As Labor’s ministerial razor gang plods along with the business of cutting spending to increase the size of Australia’s budget surplus, the head of that very economically conservative body the International Monetary Fund is calling on governments to loosen the purse strings.

Dominique Strauss-Kahn, the managing director of the IMF, declared at the weekend that the intensifying credit crunch is so severe that lower interest rates alone will not be enough “to get out of the turmoil we are in”.

In what the London Financial Times reported as a dramatic volte face for an international body that as recently as the northern autumn called for “continued fiscal consolidation” in the US, Mr Strauss-Kahn gave a green light for the proposed US fiscal stimulus package and called for other countries to follow suit.

“I don’t think we would get rid of the crisis with just monetary tools,” he said, adding “a new fiscal policy is probably today an accurate way to answer the crisis”.

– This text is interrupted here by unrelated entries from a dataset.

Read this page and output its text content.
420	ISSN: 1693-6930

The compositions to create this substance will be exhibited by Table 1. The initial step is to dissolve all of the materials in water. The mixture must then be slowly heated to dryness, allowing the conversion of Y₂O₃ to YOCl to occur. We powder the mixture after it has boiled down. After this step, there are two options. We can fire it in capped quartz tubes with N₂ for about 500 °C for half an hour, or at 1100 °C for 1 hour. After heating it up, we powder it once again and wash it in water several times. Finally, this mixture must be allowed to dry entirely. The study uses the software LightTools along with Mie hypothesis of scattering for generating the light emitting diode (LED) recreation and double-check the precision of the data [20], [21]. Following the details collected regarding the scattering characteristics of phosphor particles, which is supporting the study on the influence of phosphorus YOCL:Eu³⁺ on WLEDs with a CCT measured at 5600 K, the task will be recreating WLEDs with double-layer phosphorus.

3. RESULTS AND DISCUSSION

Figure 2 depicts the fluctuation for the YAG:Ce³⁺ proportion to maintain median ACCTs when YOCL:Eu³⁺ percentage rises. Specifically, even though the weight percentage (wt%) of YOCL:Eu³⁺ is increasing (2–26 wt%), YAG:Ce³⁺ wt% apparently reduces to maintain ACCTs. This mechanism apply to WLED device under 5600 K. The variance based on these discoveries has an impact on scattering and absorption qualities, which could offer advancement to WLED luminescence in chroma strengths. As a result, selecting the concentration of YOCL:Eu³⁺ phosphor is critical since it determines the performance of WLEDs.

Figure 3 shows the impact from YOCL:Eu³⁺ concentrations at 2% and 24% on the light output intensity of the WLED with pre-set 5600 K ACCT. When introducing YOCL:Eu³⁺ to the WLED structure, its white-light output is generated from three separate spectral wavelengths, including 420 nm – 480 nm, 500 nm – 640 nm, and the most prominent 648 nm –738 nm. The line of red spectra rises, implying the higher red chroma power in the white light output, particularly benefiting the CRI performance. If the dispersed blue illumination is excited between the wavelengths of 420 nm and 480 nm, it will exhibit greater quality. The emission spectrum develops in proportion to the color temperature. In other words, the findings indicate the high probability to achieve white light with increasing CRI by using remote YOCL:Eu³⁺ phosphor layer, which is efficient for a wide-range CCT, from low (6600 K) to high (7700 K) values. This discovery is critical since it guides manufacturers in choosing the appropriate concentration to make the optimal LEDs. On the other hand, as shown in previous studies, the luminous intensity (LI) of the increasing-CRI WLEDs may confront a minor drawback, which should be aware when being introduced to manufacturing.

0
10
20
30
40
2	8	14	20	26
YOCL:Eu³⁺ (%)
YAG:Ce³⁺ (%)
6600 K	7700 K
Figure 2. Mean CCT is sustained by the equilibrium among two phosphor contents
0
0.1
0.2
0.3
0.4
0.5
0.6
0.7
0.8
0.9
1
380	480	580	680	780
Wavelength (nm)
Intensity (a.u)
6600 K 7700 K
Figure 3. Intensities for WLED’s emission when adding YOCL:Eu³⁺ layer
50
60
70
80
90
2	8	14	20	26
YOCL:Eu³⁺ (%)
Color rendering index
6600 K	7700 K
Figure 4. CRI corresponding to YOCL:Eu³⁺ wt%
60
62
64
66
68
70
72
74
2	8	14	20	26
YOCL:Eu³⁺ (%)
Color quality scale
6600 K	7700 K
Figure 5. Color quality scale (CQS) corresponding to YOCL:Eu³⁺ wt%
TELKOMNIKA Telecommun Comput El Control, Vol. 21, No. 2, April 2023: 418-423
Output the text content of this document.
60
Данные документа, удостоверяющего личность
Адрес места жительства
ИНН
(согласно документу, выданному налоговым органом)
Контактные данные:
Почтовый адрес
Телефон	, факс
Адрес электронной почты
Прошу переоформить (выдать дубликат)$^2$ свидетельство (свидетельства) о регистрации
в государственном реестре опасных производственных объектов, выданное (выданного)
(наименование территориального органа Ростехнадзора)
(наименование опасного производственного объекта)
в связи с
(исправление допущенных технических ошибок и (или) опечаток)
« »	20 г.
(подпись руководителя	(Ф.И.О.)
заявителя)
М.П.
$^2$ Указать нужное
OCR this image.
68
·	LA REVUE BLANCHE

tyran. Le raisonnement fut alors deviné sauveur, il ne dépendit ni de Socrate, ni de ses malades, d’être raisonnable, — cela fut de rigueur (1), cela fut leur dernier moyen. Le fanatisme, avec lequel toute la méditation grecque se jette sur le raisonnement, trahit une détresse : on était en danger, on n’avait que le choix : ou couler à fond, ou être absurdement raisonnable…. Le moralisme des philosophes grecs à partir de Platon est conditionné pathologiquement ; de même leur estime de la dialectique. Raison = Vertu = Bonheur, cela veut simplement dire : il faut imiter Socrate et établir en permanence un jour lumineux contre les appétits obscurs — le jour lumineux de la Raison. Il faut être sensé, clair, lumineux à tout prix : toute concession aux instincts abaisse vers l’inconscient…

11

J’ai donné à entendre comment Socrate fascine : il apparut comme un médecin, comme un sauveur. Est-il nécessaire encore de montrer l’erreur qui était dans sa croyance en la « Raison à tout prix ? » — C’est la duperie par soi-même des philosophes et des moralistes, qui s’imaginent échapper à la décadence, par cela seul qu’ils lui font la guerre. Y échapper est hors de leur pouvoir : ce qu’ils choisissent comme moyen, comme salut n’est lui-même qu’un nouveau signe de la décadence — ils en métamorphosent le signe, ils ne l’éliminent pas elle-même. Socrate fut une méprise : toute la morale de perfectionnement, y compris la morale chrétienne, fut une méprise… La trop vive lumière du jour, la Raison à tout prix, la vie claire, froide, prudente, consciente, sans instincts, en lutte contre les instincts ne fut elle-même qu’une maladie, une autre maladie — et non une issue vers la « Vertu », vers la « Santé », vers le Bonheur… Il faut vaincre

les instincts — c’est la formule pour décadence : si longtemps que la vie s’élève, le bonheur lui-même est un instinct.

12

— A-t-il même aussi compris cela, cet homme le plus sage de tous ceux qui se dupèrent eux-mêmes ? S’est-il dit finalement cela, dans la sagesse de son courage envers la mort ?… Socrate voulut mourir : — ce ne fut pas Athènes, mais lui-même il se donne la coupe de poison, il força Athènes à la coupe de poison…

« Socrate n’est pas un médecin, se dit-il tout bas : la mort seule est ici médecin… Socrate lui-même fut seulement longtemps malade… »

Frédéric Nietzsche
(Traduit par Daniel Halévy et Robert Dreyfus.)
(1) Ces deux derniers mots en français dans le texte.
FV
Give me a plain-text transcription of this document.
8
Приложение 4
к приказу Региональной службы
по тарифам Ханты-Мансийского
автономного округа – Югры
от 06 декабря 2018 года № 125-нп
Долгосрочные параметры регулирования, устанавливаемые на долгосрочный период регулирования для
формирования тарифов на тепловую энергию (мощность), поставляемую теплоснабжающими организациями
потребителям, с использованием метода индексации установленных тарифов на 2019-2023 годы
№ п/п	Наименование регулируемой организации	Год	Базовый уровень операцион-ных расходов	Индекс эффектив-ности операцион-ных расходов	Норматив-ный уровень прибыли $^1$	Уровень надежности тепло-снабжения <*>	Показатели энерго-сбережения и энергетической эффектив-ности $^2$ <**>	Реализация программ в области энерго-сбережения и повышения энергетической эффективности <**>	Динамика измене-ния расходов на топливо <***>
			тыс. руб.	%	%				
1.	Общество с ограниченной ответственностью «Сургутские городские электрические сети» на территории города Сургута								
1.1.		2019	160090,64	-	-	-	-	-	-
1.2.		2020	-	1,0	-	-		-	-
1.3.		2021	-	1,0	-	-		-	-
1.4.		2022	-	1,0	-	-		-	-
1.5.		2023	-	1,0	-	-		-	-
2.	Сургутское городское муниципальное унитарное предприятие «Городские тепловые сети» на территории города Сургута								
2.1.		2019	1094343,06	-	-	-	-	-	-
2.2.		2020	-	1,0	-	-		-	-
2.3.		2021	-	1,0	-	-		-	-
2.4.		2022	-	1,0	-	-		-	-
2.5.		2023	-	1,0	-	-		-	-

Perhaps local interest rates will not be increased as the market expects. Reuters reported this morning that “markets here are pricing in about a 60 percent chance the Reserve Bank of Australia will lift its overnight cash rate by 25 basis points to 7 percent early next month, as it seeks to curb inflationary pressures.” But when the IMF starts calling for fiscal stimulus, there is obviously a belief that declining world growth will reduce inflationary pressures.

Mr Strauss-Kahn has certainly given those pundits, myself included, who called for Labor to abandon its promised $30 billion in tax cuts something to think about. Such cuts are exactly what he advocated to the luminaries meeting in Davos.

This is increasingly looking like one of those times in history where believing in conspiracy theory might not be so stupid. Dramatic cuts in US interest rates, a major economic spending stimulus by the US government and the IMF abandoning its advocacy of fiscal restraint point to me to the world financial system being in far worse state than those in positions of power have let on to the public.

I can but note that John Thain, the new chief executive of Merrill Lynch, predicted at Davos that the problems in subprime mortgage markets would spread to credit card and consumer loans.

“It will be a while before you see a return to normality in the banking system,” he said.

Perhaps it is time for Prime Minister Kevin Rudd to abandon his plan to show he is a tough economic conservative.